J Biol Chem. 2004 Apr 9;279(15):15652-61. Epub 2004 Jan 22.
- PubMed ID
- 14739303 [ View in PubMed]
- Abstract
Toll-like receptor-3 is critically involved in host defense against viruses through induction of type I interferons (IFNs). Recent studies suggest that a Toll/interleukin-1 receptor domain-containing adapter protein (TRIF) and two protein kinases (TANK-binding kinase-1 (TBK1) and IkappaB kinase (IKK)-epsilon) are critically involved in Toll-like receptor-3-mediated IFN-beta production through activation of IFN regulatory factor (IRF)-3 and IRF-7. In this study, we demonstrate that TRIF interacts with both IRF-7 and IRF-3. In addition to TBK1 and IKKepsilon, our results indicate that IKKbeta can also phosphorylate IRF-3 and activate the IFN-stimulated response element. TRIF-induced IRF-3 and IRF-7 activation was mediated by TBK1 and its downstream kinases IKKbeta and IKKepsilon.
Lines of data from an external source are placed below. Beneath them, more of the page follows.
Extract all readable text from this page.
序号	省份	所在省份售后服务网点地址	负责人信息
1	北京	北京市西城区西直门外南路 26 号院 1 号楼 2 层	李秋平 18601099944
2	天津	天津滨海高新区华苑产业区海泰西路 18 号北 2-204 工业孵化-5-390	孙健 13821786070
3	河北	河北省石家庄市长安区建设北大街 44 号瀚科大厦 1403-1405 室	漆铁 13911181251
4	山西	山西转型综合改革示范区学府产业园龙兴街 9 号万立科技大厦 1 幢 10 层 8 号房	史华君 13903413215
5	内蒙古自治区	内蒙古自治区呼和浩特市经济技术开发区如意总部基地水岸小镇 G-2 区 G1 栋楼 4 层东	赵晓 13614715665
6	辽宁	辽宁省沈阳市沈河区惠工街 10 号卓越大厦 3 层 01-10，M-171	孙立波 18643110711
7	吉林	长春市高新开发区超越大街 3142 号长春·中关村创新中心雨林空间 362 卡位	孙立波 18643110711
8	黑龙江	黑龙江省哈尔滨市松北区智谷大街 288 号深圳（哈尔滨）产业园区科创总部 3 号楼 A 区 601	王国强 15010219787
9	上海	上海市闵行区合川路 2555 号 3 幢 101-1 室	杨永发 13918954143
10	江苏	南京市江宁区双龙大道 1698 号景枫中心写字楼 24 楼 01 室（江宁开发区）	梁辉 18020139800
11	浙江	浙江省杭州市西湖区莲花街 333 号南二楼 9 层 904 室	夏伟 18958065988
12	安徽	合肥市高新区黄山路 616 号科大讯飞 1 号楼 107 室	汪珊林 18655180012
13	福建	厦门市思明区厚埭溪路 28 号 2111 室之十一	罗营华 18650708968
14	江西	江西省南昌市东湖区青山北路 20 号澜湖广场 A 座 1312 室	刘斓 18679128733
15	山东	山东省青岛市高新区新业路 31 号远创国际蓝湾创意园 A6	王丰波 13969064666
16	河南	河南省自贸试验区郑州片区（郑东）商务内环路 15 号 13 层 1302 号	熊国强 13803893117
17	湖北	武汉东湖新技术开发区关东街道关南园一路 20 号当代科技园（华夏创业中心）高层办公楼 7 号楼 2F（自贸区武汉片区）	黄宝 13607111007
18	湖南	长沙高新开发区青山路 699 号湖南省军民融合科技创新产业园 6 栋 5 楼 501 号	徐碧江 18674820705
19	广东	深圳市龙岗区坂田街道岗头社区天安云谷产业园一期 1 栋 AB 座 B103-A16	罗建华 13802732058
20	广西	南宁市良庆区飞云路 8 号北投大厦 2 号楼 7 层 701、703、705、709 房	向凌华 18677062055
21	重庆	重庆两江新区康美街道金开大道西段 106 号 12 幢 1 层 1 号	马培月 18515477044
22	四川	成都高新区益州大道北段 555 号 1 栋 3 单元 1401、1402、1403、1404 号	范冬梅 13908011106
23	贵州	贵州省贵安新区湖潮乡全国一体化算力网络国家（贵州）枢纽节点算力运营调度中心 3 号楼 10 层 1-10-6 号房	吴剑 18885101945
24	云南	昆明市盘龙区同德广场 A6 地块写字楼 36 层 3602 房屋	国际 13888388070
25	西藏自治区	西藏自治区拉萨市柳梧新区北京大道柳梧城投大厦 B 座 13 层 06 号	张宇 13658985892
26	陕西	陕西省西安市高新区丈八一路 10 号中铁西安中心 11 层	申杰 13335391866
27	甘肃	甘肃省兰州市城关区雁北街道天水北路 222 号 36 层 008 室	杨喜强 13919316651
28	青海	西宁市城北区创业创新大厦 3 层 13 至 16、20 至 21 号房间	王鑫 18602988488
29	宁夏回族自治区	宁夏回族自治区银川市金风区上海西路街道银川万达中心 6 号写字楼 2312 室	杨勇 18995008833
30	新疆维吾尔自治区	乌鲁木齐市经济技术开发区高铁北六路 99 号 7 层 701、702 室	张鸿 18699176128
TRIF induced NF-kappaB activation through an IKKbeta- and tumor necrosis factor receptor-associated factor-6-dependent (but not TBK1- and IKKepsilon-dependent) pathway. In addition, TRIF also induced apoptosis through a RIP/FADD/caspase-8-dependent and mitochondrion-independent pathway. Furthermore, our results suggest that the TRIF-induced IFN-stimulated response element and NF-kappaB activation and apoptosis pathways are uncoupled and provide a molecular explanation for the divergent effects induced by the adapter protein TRIF.